Sustainability as an umbrella term has become an essential pillar of policymaking in most governments. Yet it does not exist in a vacuum, divorced from financing or politics. In its outlook on sustainability for 2023, the asset management company Schroders lists five trends for investors as the world attempts to move past Covid-19: climate change and political will, natural capital, cost of living and other social stresses, active ownership and impact, and regulation. There is a growing appreciation for the holistic approach, which has become more urgent in the face of lack of progress on climate change. The Schroders report accurately notes that “structural and growing tensions between escalating demand from a larger, wealthier and hungrier global population and the world’s finite resources to support that population” mean not only that climate threats are growing more serious, but that national governments will feel even more tempted to adopt a figurative “every-person-for-themselves” route, which has always stymied global cooperation on climate crisis mitigation.
Furthermore, sustainability goals must also take into account the prioritization of post-Covid economic recovery and geopolitical tensions between the United States and China, especially the US’s attempts to decouple from and economically isolate the Chinese. Asia has never encountered this historical context before – that is, one in which the US and China are locked in an open and fierce contest for dominance, short of a war, across a wide swathe of fields.

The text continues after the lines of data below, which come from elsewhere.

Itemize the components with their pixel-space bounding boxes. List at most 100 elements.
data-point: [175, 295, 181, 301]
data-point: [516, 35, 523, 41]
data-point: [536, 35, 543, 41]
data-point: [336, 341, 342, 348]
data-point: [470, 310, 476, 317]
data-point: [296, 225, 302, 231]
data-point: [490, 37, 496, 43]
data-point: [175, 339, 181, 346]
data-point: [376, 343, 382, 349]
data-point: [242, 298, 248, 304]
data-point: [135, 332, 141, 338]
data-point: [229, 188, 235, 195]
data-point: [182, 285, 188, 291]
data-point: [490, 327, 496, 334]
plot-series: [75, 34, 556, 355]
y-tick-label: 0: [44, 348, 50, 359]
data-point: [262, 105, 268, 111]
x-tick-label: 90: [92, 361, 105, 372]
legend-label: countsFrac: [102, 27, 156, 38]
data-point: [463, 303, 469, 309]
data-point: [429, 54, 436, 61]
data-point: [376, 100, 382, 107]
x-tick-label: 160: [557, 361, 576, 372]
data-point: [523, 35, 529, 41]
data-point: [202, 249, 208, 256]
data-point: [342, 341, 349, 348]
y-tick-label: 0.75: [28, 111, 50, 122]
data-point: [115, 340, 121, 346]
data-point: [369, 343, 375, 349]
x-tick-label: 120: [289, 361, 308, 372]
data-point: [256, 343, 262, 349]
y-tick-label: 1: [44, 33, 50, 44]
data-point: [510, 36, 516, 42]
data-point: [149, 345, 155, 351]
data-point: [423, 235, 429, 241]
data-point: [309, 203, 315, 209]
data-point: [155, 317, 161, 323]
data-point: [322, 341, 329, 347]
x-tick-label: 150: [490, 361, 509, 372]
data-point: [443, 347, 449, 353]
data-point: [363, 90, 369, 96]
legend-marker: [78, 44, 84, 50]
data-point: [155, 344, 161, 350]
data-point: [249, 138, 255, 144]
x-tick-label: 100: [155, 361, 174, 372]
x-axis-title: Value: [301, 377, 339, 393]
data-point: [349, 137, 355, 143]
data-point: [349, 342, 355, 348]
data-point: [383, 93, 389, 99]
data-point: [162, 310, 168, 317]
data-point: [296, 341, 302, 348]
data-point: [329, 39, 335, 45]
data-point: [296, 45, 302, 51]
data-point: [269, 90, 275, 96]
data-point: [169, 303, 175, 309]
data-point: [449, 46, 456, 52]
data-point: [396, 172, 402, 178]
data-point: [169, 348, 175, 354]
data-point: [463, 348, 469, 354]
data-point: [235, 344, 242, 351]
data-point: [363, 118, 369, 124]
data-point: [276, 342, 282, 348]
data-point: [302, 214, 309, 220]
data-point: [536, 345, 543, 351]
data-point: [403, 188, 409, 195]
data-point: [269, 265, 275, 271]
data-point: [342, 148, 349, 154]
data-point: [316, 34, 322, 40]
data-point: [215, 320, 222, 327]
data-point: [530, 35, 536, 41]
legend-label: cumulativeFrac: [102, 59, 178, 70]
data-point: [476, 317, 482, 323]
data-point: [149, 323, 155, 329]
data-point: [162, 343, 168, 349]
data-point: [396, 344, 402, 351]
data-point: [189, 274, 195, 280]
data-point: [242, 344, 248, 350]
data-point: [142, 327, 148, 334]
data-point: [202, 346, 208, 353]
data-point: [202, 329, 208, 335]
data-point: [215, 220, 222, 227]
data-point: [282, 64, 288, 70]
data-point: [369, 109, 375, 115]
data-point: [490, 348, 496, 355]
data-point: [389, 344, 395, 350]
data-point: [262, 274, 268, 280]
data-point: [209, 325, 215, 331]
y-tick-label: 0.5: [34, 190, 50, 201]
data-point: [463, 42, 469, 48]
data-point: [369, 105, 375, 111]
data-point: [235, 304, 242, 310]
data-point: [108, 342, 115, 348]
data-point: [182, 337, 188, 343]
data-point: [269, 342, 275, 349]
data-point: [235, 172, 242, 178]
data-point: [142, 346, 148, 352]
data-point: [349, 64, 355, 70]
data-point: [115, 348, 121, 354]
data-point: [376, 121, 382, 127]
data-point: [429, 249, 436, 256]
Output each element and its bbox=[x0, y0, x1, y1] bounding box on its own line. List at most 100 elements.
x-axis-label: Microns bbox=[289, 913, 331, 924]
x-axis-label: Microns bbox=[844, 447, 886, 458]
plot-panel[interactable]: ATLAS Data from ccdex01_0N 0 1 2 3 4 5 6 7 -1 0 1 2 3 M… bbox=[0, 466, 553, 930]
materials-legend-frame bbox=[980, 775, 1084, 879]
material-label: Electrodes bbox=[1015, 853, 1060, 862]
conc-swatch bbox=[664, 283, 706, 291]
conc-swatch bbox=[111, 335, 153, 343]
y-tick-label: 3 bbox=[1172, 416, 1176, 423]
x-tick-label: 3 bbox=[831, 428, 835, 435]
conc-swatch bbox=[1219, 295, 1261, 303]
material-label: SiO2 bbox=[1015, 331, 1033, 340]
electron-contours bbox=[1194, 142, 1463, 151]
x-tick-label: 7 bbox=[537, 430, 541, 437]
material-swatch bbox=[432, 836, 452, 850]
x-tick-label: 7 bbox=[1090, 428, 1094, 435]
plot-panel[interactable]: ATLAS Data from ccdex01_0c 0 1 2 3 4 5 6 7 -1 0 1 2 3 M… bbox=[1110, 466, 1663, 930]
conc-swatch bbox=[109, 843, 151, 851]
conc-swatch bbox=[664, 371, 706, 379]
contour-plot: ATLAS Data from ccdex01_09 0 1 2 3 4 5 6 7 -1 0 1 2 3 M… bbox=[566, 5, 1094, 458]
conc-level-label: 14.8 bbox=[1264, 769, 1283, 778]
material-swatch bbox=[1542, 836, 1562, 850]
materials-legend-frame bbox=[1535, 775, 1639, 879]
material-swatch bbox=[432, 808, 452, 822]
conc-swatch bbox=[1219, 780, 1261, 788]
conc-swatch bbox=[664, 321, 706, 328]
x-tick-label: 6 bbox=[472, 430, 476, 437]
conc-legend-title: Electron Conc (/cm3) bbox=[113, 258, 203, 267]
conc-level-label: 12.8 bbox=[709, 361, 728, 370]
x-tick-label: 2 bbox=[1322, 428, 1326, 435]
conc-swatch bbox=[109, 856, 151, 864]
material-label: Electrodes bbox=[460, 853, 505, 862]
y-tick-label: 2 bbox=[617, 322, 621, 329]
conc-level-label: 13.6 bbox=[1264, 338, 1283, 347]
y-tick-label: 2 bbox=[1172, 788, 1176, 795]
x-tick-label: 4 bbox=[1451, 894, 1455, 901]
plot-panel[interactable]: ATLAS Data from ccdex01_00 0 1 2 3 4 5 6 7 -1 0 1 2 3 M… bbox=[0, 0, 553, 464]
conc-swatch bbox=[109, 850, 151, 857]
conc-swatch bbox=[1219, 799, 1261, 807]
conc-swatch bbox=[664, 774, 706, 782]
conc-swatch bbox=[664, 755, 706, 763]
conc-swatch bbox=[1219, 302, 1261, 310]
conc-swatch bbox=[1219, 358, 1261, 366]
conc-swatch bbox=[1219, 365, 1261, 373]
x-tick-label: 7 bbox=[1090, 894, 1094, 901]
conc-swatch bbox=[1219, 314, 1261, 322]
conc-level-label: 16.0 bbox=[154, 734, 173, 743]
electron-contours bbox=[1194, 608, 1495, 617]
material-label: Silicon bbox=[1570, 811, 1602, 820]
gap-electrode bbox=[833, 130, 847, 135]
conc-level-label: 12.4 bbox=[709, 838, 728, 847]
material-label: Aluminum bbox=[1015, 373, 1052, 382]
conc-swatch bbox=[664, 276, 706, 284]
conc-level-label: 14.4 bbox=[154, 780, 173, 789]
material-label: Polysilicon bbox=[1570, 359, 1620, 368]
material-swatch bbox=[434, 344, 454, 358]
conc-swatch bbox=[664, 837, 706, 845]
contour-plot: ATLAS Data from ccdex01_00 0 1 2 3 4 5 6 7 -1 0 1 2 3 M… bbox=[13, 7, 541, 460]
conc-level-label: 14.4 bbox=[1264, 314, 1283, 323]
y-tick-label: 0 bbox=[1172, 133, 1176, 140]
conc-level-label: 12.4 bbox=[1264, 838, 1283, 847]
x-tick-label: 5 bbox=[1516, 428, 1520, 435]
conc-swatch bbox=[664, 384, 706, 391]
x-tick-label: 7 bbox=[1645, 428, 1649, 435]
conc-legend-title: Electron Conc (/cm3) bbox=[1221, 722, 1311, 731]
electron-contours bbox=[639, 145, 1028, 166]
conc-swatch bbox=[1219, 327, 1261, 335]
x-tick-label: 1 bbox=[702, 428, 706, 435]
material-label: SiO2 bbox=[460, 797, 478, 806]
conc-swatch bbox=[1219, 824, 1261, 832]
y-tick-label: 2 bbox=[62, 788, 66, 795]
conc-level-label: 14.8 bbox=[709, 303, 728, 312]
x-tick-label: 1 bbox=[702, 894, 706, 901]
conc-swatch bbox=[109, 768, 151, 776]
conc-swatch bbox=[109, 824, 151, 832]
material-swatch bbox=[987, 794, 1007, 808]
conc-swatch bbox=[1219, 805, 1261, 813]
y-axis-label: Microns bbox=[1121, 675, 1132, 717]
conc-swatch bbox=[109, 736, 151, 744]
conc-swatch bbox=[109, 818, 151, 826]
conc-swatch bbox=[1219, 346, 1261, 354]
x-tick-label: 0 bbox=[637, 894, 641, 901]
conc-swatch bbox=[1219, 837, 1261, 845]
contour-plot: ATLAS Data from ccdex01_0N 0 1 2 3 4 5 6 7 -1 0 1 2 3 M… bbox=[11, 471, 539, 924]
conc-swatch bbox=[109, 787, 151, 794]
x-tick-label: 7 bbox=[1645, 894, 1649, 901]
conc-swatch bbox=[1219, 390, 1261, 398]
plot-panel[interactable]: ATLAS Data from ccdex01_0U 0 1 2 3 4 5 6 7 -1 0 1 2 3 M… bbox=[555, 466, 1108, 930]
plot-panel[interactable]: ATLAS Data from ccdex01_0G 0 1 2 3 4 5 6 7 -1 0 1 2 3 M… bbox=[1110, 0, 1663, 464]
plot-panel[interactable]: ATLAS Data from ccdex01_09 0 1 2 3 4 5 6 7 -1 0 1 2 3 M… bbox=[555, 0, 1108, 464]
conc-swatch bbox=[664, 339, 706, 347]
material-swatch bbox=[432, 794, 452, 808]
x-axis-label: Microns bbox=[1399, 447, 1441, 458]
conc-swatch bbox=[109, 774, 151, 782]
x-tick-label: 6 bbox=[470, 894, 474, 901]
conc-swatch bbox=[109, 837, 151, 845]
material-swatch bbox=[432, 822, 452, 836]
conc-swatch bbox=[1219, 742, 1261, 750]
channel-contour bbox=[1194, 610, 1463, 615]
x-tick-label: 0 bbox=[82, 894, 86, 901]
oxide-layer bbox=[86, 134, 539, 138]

This does not bode well for the interconnected way Asian countries have traditionally approached diplomacy and development. For example, the Asia-Pacific Economic Cooperation (APEC) forum leaders at their summit in Bangkok from November 18-19, 2022, envisioned sustainability not as a “separate” goal but one that would be integrated with a network of objectives including what strategist Andrew Hammond, a former UK government adviser and now an associate at LSE IDEAS (the Centre for International Affairs, Policy and Strategy at the London School of Economics and Political Science), called “deeper economic cooperation, an improved environment for trade and investment, and the adoption and sharing of innovation.”
In 2023, Schroders foresees a stronger focus on human capital management, human rights, and diversity and inclusion. Shoring up these aspects of development could be a unique opportunity for the sustainability industry, but it could also be exploited as a geopolitical wedge, as has been a common theme in the past few years.
Summits and meetings as barometers of problems and progress
Two events at the end of 2022 gave us a taste of the trajectory on which we are heading: the United Nations Climate Change Conference, known as COP27, from 6 November to 20 November in Sharm El Sheikh, Egypt, and the meeting between Saudi Arabian Crown Prince Mohammed bin Salman (MBS) and Chinese leader Xi Jinping in Riyadh on December 8. The former has traditionally aimed to unite the world in the common goal of mitigating humanity’s greatest threat. By contrast, the latter could not have been clearer in its geopolitical priorities, with the world’s second-biggest oil producer (after the US) trumpeting its upgraded ties with its largest market, the world’s second-biggest economy.
Geopolitical tensions and maneuvering – countries and blocs locked in fierce competition for influence and power – essentially render the idea of a “global community” as promoted by the UN somewhat quaint and outdated, even as it is widely accepted that the world can only solve its long-term sustainability crises by banding together. As the tools and mechanisms of globalization continue to lose favor in the corridors of power in Beijing and Washington, “geopolitical angst” will define conferences and summits across Asia, with less and less space for the consensus-driven approaches valued by countries in the region.